Quando acordei novamente, revigorado pelo descanso, coei uma xícara de café e me sentei na poltrona da cozinha com o meu exemplar do livro: “Volta ao mundo em 80 dias”. O marcador estava em um dos capítulos iniciais, e depois de o retirar, continuei a leitura sobre a vida “simples” em que vivia o Mr. Fogg antes de sua famosa viagem.

Gentleman, dono de uma fortuna de origem misteriosa, aproveitava seus ativos de forma moderada. Apesar de possuir uma casa confortável, tirava proveito dela apenas a noite, pois durante o dia frequentava um clube renomado de cavalheiros, lendo jornais, jogando “whist” com os amigos e tomando as refeições.

O autor prendeu a minha atenção desde o início, pois essas descrições de rotinas calmas e pacíficas costumam ser do meu interesse. Leituras, chás, conversas com bons amigos, situações também abordadas em livros de Jane Austen, Agatha Christie e outros.

Interessante pensar que esses hábitos reclusos no livro eram de um homem abastado, pois acredito que uma das maiores ambições humanas é ter dinheiro e liberdade para viajar pelo mundo. Não pude ler sem admirar a vida do Gentleman e comparar os pontos que a minha tem em comum.

Em Fevereiro de dois mil e vinte, assim como para muitas outras pessoas, ocorreu o início da minha reclusão. Daqui um tempo fará dois anos que não saio da minha pequena cidade. Moro em um sítio, razoavelmente perto de uma vila, também chamada carinhosamente de “Colônia” pelos mais velhos. O mais perto que já cheguei de sair do território dela nesse período foi quando acompanhei o meu tio para comprar pêssegos na rodovia.

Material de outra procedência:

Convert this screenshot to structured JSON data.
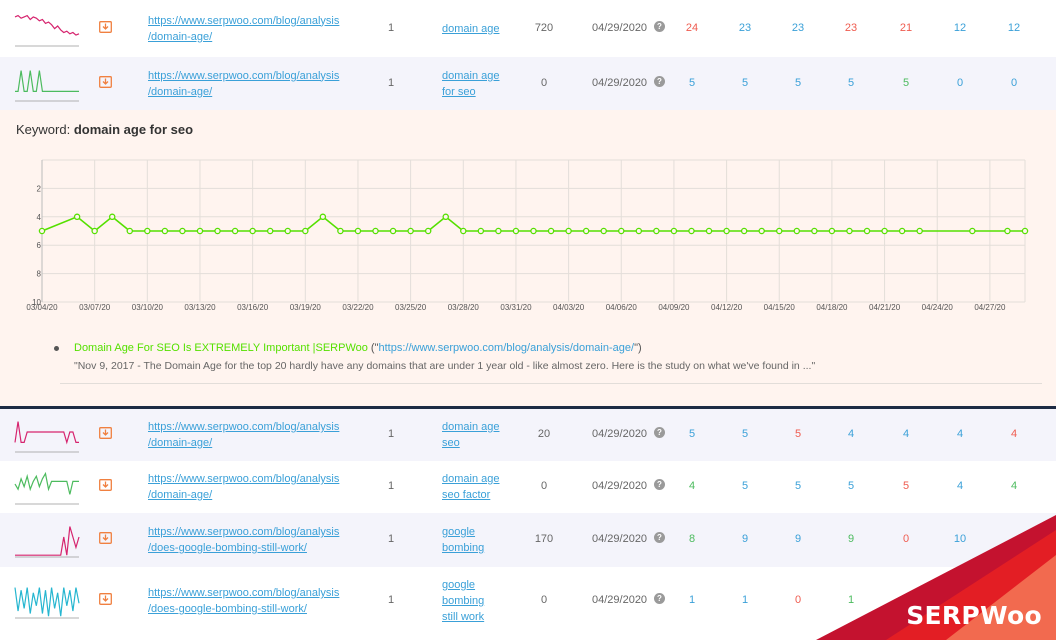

A rotina calma descrita por Júlio Verne me lembrou das poucas vezes que vou para a vila fazer compras, e das poucas visitas que fiz aos meus amigos. Apesar de gostar de viagens, não foi tão difícil me acostumar, aproveitei para exercitar o meu lado caseiro. Estudei, escrevi, cuidei dos animais e das manutenções do sítio, criei este site e passei a publicar semanalmente, então essa vida reclusa foi razoavelmente proveitosa. Assim como Mr. Fogg, vou me preparando, estudando e administrando os meus ativos, e quando o vento da aventura soprar, talvez ir há Gramado, Chile ou Baviera.